Rios de tinta e rios de dívida
O facto é que está criada uma crise séria no coração do euro, uma vez que sem o Bundesbank o euro não é nada.
A propósito do recentíssimo acórdão de 5 de Maio do Tribunal Constitucional Alemão
O artigo 123.° do Tratado da União Europeia proíbe o financiamento monetário dos Estados‑membros, bem como a compra directa de títulos de dívida desses Estados pelo Banco Central Europeu ou pelos bancos centrais nacionais.
Esta proibição já tinha feito correr rios de tinta a propósito da aprovação do Tratado de Maastricht em 1992, uma vez que tem por consequência que desaparece o financiador de último recurso e os Estados ficam inteiramente dependentes dos mercados de capitais e do rating de crédito que tenham.
«Com a crise de 2008, que começou na banca e rapidamente alastrou ao crédito soberano, vários Estados europeus, entre os quais o célebre “club med” dos países do sul, viram os seus spreads de crédito crescer exponencialmente até ficarem a seco, sem meios para funcionar.
O Banco Central Europeu, perante a iminente ruptura do sistema euro, anunciou estar na disposição de fazer tudo o que fosse necessário para salvar o euro, e fez: no início de 2015, lançou duas iniciativas de grande alcance: um programa de compra de títulos de dívida pública emitidos pelos Estados‑membros da área do euro (operações monetárias definitivas, “OMT") que até à data, nunca foi aplicado, mas que pelo simples facto de ser anunciado, acalmou os mercados; e um programa de compra de activos do sector público em mercados secundários ("PSPP"), que é aplicado há mais de cinco anos e levou a operações de compras pelo BCE de mais de dois triliões de euros de dívida pública dos Estados-membros. Um rio de dívida equivalente a mais de metade do PIB da Alemanha.
Com receio que que estas iniciativas constituíssem o Banco Central Alemão em sérias responsabilidades perante o sistema de bancos centrais da União, grupos de cidadãos alemães impugnaram perante a Justiça alemã as omissões de protecção dos interesses nacionais por parte do Estado alemão, alegando que se por essa via a Alemanha viesse a ser responsabilizada pela dívida assumida pelo BCE, estariam a ser violadas as prerrogativas constitucionais do parlamento alemão, única entidade que pode autorizar o aumento da dívida do Estado.
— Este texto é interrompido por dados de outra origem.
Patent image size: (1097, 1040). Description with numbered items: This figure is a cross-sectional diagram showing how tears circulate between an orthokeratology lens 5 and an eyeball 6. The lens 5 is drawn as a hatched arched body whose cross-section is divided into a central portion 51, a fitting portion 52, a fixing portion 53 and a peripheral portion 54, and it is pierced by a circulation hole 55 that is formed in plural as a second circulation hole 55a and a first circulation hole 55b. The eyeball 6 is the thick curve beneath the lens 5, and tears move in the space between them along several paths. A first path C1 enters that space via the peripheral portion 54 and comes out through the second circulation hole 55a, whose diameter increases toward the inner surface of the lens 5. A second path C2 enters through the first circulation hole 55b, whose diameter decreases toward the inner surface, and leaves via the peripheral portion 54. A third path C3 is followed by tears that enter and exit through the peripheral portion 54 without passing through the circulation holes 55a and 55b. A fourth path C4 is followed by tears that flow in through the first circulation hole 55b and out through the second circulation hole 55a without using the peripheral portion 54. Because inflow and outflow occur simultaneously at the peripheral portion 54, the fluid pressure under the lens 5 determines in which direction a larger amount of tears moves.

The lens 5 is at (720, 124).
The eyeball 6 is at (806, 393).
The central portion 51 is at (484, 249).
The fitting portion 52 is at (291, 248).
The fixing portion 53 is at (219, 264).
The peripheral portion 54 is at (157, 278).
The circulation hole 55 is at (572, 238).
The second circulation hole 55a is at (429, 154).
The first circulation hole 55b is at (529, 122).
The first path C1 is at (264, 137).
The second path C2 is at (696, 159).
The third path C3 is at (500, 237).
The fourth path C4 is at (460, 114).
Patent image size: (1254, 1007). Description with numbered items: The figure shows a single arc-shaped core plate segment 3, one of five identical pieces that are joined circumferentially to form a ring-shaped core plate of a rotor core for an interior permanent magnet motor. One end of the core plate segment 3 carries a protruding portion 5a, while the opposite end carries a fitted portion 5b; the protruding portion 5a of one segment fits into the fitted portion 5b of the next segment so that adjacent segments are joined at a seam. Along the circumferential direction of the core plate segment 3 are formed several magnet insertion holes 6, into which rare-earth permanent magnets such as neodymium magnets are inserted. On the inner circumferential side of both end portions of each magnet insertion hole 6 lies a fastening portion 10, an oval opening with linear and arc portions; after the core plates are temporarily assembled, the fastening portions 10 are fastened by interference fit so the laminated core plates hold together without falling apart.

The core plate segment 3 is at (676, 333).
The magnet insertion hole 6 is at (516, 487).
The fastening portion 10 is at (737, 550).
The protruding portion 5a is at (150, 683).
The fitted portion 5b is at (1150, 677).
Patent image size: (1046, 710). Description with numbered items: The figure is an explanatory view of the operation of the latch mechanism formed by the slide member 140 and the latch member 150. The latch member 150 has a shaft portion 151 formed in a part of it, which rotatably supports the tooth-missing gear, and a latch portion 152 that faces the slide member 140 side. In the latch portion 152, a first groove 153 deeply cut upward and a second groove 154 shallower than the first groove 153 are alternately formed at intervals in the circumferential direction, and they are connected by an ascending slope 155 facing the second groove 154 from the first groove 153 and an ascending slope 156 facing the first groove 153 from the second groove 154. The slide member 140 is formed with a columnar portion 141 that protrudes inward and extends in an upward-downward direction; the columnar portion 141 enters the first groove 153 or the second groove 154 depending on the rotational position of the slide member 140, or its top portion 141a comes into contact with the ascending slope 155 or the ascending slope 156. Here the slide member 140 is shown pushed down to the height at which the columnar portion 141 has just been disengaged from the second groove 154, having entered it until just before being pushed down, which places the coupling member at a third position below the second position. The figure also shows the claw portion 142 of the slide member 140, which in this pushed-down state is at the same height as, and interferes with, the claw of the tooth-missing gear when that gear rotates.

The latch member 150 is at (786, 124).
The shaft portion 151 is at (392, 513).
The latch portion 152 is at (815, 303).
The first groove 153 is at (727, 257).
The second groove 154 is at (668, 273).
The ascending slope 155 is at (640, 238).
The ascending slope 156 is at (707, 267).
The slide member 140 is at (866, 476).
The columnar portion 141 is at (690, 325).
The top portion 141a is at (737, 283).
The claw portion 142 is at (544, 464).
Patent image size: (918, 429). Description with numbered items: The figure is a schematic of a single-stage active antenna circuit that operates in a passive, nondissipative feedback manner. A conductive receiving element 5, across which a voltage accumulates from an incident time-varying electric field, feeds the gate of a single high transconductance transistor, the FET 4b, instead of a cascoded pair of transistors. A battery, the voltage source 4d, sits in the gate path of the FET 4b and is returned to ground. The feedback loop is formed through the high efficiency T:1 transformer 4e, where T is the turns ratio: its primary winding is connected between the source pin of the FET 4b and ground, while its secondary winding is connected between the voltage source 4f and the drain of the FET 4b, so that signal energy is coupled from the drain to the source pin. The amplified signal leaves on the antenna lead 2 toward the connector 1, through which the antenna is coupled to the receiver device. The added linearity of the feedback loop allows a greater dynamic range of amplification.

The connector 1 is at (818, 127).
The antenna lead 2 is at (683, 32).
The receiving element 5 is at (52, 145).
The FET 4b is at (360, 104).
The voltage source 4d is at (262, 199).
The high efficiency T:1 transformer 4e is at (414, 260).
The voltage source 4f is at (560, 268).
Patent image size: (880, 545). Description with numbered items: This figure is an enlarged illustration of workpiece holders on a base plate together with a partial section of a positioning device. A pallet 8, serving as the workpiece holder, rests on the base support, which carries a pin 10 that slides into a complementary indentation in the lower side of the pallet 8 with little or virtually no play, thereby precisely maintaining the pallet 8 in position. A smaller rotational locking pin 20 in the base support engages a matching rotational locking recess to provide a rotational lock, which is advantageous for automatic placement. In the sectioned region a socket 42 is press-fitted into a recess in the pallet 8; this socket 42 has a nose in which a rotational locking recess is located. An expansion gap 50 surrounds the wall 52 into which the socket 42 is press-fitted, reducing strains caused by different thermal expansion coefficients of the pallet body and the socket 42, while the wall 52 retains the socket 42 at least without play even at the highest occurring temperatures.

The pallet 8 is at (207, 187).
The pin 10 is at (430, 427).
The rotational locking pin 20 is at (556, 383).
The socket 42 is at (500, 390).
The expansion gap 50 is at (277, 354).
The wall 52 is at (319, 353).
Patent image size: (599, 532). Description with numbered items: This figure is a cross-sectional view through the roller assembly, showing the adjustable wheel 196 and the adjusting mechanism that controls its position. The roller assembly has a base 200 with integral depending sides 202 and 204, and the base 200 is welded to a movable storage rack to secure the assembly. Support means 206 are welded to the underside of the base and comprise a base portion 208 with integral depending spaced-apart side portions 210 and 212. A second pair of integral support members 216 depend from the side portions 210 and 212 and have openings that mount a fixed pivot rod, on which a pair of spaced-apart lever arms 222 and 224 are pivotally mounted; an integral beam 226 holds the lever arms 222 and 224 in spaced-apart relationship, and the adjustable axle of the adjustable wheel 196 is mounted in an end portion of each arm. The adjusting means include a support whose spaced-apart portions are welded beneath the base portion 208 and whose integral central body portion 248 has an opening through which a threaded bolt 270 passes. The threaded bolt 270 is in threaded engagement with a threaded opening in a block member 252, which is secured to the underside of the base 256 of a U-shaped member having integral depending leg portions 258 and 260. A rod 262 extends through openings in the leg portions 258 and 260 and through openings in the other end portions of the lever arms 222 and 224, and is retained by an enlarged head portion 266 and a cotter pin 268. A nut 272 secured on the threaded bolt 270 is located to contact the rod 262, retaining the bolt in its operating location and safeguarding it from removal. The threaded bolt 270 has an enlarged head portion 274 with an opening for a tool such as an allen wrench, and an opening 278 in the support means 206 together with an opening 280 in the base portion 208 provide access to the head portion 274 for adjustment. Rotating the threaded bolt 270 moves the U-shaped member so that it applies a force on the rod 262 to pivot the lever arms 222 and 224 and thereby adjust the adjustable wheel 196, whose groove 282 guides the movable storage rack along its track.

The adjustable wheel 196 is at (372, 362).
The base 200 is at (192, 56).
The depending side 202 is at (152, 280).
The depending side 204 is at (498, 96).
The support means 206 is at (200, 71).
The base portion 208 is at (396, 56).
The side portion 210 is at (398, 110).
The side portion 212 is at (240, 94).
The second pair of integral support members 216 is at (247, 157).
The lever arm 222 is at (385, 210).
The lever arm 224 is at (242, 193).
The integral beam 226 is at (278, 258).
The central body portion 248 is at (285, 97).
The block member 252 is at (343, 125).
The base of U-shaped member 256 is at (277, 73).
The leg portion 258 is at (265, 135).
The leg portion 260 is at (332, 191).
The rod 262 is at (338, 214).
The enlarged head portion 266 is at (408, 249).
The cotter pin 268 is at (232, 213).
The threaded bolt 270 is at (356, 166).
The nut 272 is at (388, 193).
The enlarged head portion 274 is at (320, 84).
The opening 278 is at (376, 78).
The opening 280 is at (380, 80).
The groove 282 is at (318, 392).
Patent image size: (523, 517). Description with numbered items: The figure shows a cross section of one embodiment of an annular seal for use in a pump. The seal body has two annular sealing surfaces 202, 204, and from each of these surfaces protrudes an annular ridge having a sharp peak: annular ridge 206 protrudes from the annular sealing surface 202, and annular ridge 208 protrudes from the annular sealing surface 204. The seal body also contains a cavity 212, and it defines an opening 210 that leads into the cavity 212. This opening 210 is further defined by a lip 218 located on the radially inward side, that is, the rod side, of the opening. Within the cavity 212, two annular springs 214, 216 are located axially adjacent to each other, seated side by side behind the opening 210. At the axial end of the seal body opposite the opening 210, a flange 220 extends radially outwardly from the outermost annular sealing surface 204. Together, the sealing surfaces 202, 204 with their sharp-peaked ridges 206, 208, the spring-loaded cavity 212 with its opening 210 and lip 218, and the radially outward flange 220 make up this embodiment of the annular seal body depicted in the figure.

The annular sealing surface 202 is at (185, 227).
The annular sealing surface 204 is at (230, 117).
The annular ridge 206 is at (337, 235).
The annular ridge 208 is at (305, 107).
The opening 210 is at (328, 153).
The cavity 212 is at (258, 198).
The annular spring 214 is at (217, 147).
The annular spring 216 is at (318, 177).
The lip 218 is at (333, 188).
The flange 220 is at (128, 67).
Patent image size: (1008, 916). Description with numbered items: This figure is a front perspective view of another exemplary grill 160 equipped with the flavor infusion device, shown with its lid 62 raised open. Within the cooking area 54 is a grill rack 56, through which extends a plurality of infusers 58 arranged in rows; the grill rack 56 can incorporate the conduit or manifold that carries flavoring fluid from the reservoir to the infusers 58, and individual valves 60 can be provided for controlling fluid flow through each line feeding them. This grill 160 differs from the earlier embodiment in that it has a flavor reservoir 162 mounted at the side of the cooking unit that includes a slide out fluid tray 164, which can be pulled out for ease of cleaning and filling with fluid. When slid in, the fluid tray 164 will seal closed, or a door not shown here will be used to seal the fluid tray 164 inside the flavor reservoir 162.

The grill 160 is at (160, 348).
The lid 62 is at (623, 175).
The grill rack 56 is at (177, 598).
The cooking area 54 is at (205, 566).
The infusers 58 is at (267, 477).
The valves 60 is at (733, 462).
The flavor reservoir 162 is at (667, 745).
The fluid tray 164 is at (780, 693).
Defenderam, por um lado, que o BCE tinha violado a regra que proíbe o financiamento dos Estados, agindo para além da competência que lhe foi atribuída pelos tratados (ultra vires) e que, por outro, essa violação dos tratados não era oponível à Alemanha, que não pode ficar vinculada pelas decisões “ilegais” do BCE.
O caso chegou ao Tribunal Constitucional Alemão que pediu ao Tribunal de Justiça da União que dissesse se tinha havido violação dos tratados. Em Dezembro de 2018, o Tribunal da União considerou que as decisões do BCE são compatíveis com os tratados.
Em 5 de Maio passado, o Tribunal Constitucional Alemão considerou, em desrespeito da decisão do Tribunal da União, que o programa de compra de divida soberana pelo BCE excede as competências que os Tratados lhe atribuem, não sendo portanto oponível à Alemanha, e proibiu expressamente o Bundesbank de continuar a participar na implementação e execução das decisões do BCE em causa.
A Comissão veio já declarar que “o direito da União tem primazia sobre os direitos nacionais"; O BCE, através da Sr.ª Lagarde, declarou que manterá o rumo, sendo uma instituição independente com um mandato que tudo fará para cumprir.
O facto é que está criada uma crise séria no coração do euro, uma vez que sem o Bundesbank o euro não é nada, seria apenas o euro do “club Med” e que, para manter o Bundesbank no sistema, o BCE tem de pôr termo à compra de dívida soberana. Esta é a questão política. Para os juristas ficam as questões fascinantes de saber se de facto o BCE ultrapassou o seu mandato e se a Alemanha tem de acatar a decisão do Tribunal de Justiça da União, que se sobreporia à do seu próprio Tribunal Constitucional.
Vão correr rios de tinta, mas duvido que continuem a correr rios de dívida.